Sneak peek: See inside the new Greyhound Terminal on Filbert Street
The redone intercity bus station, almost finished, has 189 chairs, new restrooms and offices, as well as vending machines and a lactation pod for nursing mothers.

At Philadelphia’s outdoor home for intercity bus service, some of the best available seating for passengers is an uneven rock wall near the memorial statue of a World War I doughboy at Second and Spring Garden Streets.
At the renovated Greyhound terminal on Filbert Street, travelers soon will have 189 chairs for waiting out of the cold, rain, and heat.
Philadelphia Parking Authority officials offered a peek inside the building on Wednesday, as workers painted support columns blue, touched up the walls and hooked up toilets and sinks in two new, tiled restrooms.
“It’s like an onion. You start peeling it back and you find more issues,” said Rich Lazer, the PPA’s executive director. “It had that awful dirty white floor, leaky tiles in the ceiling … banged up systems in general.”
Much of the plumbing was shot. Workers even had to remove a collapsed pipe and dig a trench for new connections to water and sewer lines, said Kevin McClain, director of facilities maintenance for the PPA.
The Parking Authority says the Filbert Street building will be ready for a planned May 1 reopening, nearly three years after Greyhound left and shut the doors in a cost-cutting move.
During that time, passengers boarded and arrived at curbside, first on Market Street and then on Spring Garden. It became a municipal embarrassment, forced by Greyhound’s cost-cutting decision to end its lease on the station early, after 35 years.
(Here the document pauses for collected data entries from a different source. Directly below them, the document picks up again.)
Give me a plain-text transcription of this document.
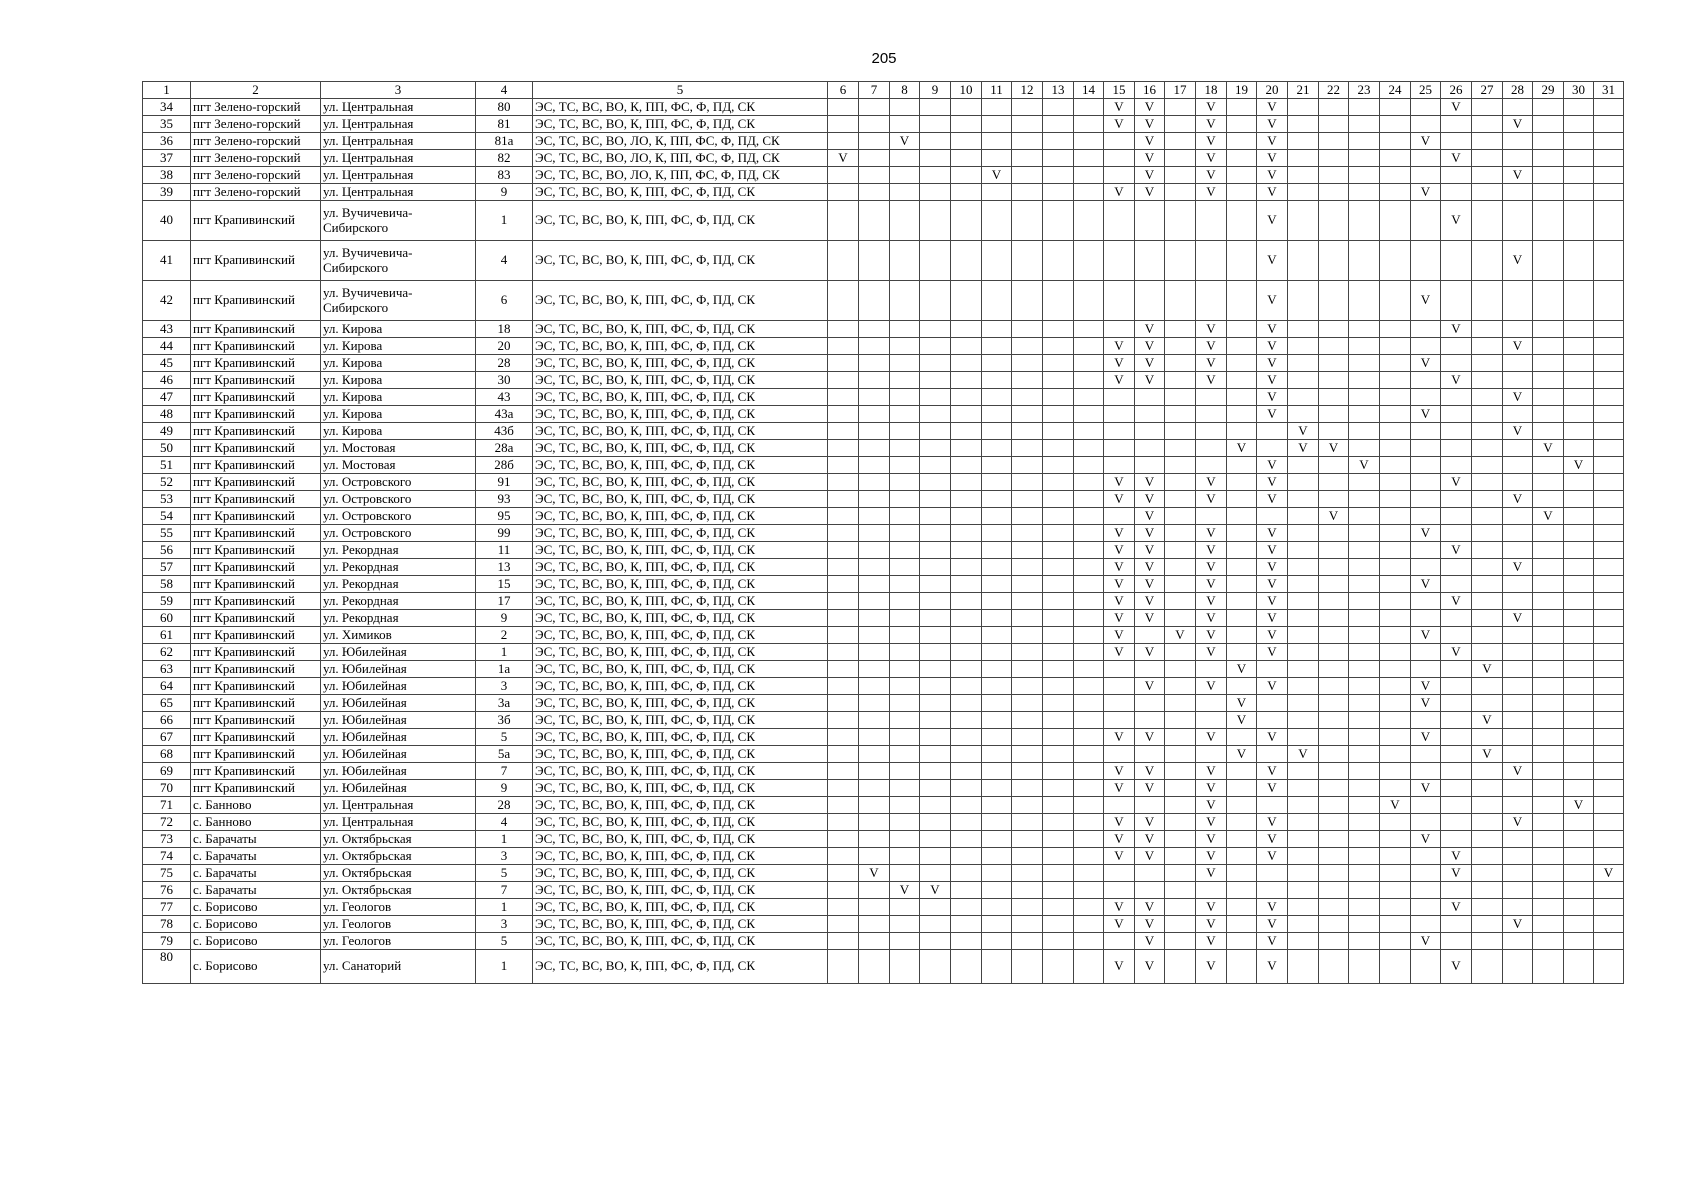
205
1	2	3	4	5	6	7	8	9	10	11	12	13	14	15	16	17	18	19	20	21	22	23	24	25	26	27	28	29	30	31
34	пгт Зелено-горский	ул. Центральная	80	ЭС, ТС, ВС, ВО, К, ПП, ФС, Ф, ПД, СК										V	V		V		V						V					
35	пгт Зелено-горский	ул. Центральная	81	ЭС, ТС, ВС, ВО, К, ПП, ФС, Ф, ПД, СК										V	V		V		V								V			
36	пгт Зелено-горский	ул. Центральная	81а	ЭС, ТС, ВС, ВО, ЛО, К, ПП, ФС, Ф, ПД, СК			V								V		V		V					V						
37	пгт Зелено-горский	ул. Центральная	82	ЭС, ТС, ВС, ВО, ЛО, К, ПП, ФС, Ф, ПД, СК	V										V		V		V						V					
38	пгт Зелено-горский	ул. Центральная	83	ЭС, ТС, ВС, ВО, ЛО, К, ПП, ФС, Ф, ПД, СК						V					V		V		V								V			
39	пгт Зелено-горский	ул. Центральная	9	ЭС, ТС, ВС, ВО, К, ПП, ФС, Ф, ПД, СК										V	V		V		V					V						
40	пгт Крапивинский	ул. Вучичевича-Сибирского	1	ЭС, ТС, ВС, ВО, К, ПП, ФС, Ф, ПД, СК															V						V					
41	пгт Крапивинский	ул. Вучичевича-Сибирского	4	ЭС, ТС, ВС, ВО, К, ПП, ФС, Ф, ПД, СК															V								V			
42	пгт Крапивинский	ул. Вучичевича-Сибирского	6	ЭС, ТС, ВС, ВО, К, ПП, ФС, Ф, ПД, СК															V					V						
43	пгт Крапивинский	ул. Кирова	18	ЭС, ТС, ВС, ВО, К, ПП, ФС, Ф, ПД, СК											V		V		V						V					
44	пгт Крапивинский	ул. Кирова	20	ЭС, ТС, ВС, ВО, К, ПП, ФС, Ф, ПД, СК										V	V		V		V								V			
45	пгт Крапивинский	ул. Кирова	28	ЭС, ТС, ВС, ВО, К, ПП, ФС, Ф, ПД, СК										V	V		V		V					V						
46	пгт Крапивинский	ул. Кирова	30	ЭС, ТС, ВС, ВО, К, ПП, ФС, Ф, ПД, СК										V	V		V		V						V					
47	пгт Крапивинский	ул. Кирова	43	ЭС, ТС, ВС, ВО, К, ПП, ФС, Ф, ПД, СК															V								V			
48	пгт Крапивинский	ул. Кирова	43а	ЭС, ТС, ВС, ВО, К, ПП, ФС, Ф, ПД, СК															V					V						
49	пгт Крапивинский	ул. Кирова	43б	ЭС, ТС, ВС, ВО, К, ПП, ФС, Ф, ПД, СК																V							V			
50	пгт Крапивинский	ул. Мостовая	28а	ЭС, ТС, ВС, ВО, К, ПП, ФС, Ф, ПД, СК														V		V	V							V		
51	пгт Крапивинский	ул. Мостовая	28б	ЭС, ТС, ВС, ВО, К, ПП, ФС, Ф, ПД, СК															V			V							V	
52	пгт Крапивинский	ул. Островского	91	ЭС, ТС, ВС, ВО, К, ПП, ФС, Ф, ПД, СК										V	V		V		V						V					
53	пгт Крапивинский	ул. Островского	93	ЭС, ТС, ВС, ВО, К, ПП, ФС, Ф, ПД, СК										V	V		V		V								V			
54	пгт Крапивинский	ул. Островского	95	ЭС, ТС, ВС, ВО, К, ПП, ФС, Ф, ПД, СК											V						V							V		
55	пгт Крапивинский	ул. Островского	99	ЭС, ТС, ВС, ВО, К, ПП, ФС, Ф, ПД, СК										V	V		V		V					V						
56	пгт Крапивинский	ул. Рекордная	11	ЭС, ТС, ВС, ВО, К, ПП, ФС, Ф, ПД, СК										V	V		V		V						V					
57	пгт Крапивинский	ул. Рекордная	13	ЭС, ТС, ВС, ВО, К, ПП, ФС, Ф, ПД, СК										V	V		V		V								V			
58	пгт Крапивинский	ул. Рекордная	15	ЭС, ТС, ВС, ВО, К, ПП, ФС, Ф, ПД, СК										V	V		V		V					V						
59	пгт Крапивинский	ул. Рекордная	17	ЭС, ТС, ВС, ВО, К, ПП, ФС, Ф, ПД, СК										V	V		V		V						V					
60	пгт Крапивинский	ул. Рекордная	9	ЭС, ТС, ВС, ВО, К, ПП, ФС, Ф, ПД, СК										V	V		V		V								V			
61	пгт Крапивинский	ул. Химиков	2	ЭС, ТС, ВС, ВО, К, ПП, ФС, Ф, ПД, СК										V		V	V		V					V						
62	пгт Крапивинский	ул. Юбилейная	1	ЭС, ТС, ВС, ВО, К, ПП, ФС, Ф, ПД, СК										V	V		V		V						V					
63	пгт Крапивинский	ул. Юбилейная	1а	ЭС, ТС, ВС, ВО, К, ПП, ФС, Ф, ПД, СК														V								V				
64	пгт Крапивинский	ул. Юбилейная	3	ЭС, ТС, ВС, ВО, К, ПП, ФС, Ф, ПД, СК											V		V		V					V						
65	пгт Крапивинский	ул. Юбилейная	3а	ЭС, ТС, ВС, ВО, К, ПП, ФС, Ф, ПД, СК														V						V						
66	пгт Крапивинский	ул. Юбилейная	3б	ЭС, ТС, ВС, ВО, К, ПП, ФС, Ф, ПД, СК														V								V				
67	пгт Крапивинский	ул. Юбилейная	5	ЭС, ТС, ВС, ВО, К, ПП, ФС, Ф, ПД, СК										V	V		V		V					V						
68	пгт Крапивинский	ул. Юбилейная	5а	ЭС, ТС, ВС, ВО, К, ПП, ФС, Ф, ПД, СК														V		V						V				
69	пгт Крапивинский	ул. Юбилейная	7	ЭС, ТС, ВС, ВО, К, ПП, ФС, Ф, ПД, СК										V	V		V		V								V			
70	пгт Крапивинский	ул. Юбилейная	9	ЭС, ТС, ВС, ВО, К, ПП, ФС, Ф, ПД, СК										V	V		V		V					V						
71	с. Банново	ул. Центральная	28	ЭС, ТС, ВС, ВО, К, ПП, ФС, Ф, ПД, СК													V						V						V	
72	с. Банново	ул. Центральная	4	ЭС, ТС, ВС, ВО, К, ПП, ФС, Ф, ПД, СК										V	V		V		V								V			
73	с. Барачаты	ул. Октябрьская	1	ЭС, ТС, ВС, ВО, К, ПП, ФС, Ф, ПД, СК										V	V		V		V					V						
74	с. Барачаты	ул. Октябрьская	3	ЭС, ТС, ВС, ВО, К, ПП, ФС, Ф, ПД, СК										V	V		V		V						V					
75	с. Барачаты	ул. Октябрьская	5	ЭС, ТС, ВС, ВО, К, ПП, ФС, Ф, ПД, СК		V											V								V					V
76	с. Барачаты	ул. Октябрьская	7	ЭС, ТС, ВС, ВО, К, ПП, ФС, Ф, ПД, СК			V	V																						
77	с. Борисово	ул. Геологов	1	ЭС, ТС, ВС, ВО, К, ПП, ФС, Ф, ПД, СК										V	V		V		V						V					
78	с. Борисово	ул. Геологов	3	ЭС, ТС, ВС, ВО, К, ПП, ФС, Ф, ПД, СК										V	V		V		V								V			
79	с. Борисово	ул. Геологов	5	ЭС, ТС, ВС, ВО, К, ПП, ФС, Ф, ПД, СК											V		V		V					V						
80	с. Борисово	ул. Санаторий	1	ЭС, ТС, ВС, ВО, К, ПП, ФС, Ф, ПД, СК										V	V		V		V						V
Then the city partnered with PPA on a $4 million to $5 million renovation of the wreck into a temporary terminal in time to welcome visitors to Philadelphia for FIFA’s World Cup, other sporting events, and the 250th birthday of the United States.
Initially, about 200 buses will use the station daily, Lazer said.
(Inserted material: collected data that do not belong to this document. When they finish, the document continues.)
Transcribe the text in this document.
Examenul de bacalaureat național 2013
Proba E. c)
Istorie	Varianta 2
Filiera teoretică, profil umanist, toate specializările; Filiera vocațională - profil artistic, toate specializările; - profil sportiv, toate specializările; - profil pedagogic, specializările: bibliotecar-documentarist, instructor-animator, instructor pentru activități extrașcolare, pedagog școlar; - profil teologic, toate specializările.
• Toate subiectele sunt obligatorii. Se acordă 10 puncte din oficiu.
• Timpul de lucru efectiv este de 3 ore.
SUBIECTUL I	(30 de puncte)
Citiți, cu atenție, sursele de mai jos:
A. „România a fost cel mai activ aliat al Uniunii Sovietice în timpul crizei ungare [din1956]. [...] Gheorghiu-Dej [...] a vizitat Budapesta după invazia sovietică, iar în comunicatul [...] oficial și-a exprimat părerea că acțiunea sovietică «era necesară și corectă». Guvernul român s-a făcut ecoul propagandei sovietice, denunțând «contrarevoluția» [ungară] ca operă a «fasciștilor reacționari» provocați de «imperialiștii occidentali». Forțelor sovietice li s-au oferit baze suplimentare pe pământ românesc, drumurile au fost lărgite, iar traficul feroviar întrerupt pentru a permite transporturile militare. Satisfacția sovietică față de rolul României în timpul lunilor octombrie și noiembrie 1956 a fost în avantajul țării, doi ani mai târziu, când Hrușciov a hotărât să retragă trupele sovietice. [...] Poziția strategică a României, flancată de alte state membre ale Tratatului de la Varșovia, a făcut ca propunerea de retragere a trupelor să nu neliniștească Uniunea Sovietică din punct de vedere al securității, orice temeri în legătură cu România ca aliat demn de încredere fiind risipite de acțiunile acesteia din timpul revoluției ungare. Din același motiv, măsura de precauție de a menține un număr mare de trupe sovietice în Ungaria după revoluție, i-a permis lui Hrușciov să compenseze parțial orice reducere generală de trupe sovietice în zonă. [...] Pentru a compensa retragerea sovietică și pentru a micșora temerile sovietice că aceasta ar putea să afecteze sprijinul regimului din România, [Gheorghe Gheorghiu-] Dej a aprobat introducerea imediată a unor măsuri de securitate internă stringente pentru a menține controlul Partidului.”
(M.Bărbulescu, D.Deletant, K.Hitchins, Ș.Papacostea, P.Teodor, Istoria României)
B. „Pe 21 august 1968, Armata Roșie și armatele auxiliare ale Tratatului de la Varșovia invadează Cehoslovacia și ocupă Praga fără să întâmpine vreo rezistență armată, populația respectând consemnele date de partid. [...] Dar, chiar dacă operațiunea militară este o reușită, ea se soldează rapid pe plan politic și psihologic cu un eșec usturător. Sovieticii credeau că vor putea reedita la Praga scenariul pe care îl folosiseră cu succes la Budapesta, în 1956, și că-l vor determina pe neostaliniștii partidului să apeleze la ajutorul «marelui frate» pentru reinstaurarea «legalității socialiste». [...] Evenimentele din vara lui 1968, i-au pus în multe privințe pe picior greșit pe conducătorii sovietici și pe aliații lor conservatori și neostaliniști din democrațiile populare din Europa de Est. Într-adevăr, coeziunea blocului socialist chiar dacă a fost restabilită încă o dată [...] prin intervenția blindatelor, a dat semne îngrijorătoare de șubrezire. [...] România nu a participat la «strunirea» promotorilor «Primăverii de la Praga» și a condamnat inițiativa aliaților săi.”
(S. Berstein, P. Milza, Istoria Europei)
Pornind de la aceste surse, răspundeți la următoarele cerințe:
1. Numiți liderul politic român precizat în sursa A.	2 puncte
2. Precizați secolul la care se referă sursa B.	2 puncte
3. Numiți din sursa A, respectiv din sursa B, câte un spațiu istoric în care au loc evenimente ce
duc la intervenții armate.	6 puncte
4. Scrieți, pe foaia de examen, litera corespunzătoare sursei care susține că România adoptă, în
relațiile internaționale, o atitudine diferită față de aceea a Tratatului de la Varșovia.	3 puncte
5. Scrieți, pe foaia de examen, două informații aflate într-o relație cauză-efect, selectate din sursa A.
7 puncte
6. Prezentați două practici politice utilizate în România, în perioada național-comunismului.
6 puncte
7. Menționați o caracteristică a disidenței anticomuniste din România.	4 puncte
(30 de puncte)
New ticket counters have been built for Greyhound, Peter Pan Lines, and Flixbus. There are offices for the companies and the PPA staff who will be managing the terminal for 16 hours a day, as well as rooms where bus drivers can rest. There is a lactation pod for nursing mothers.
PPA has a 10-year lease agreement with the property’s owner, 1001-1025 West Filbert Street LLC, with an option to extend it.
Once the temporary station opens, bus companies will pay $65 for each stop at the station, billed by PPA, which Lazer said is using cameras and automatic license plate readers — the same technology with which it manages loading zones on city streets.
City officials still are looking for a permanent intercity bus station and say they have chosen three options.
Meanwhile, a nearly three-year accumulation of pigeon droppings on the front steps of the station has been blasted away.
Workers will install wire-mesh netting to keep the birds from roosting on the awning and making a fresh mess of the entrance.
Bring on the world.
“We want to make sure that if the first thing they’re going to see in Philadelphia is the bus terminal, it’s a welcoming sight,” Lazer said.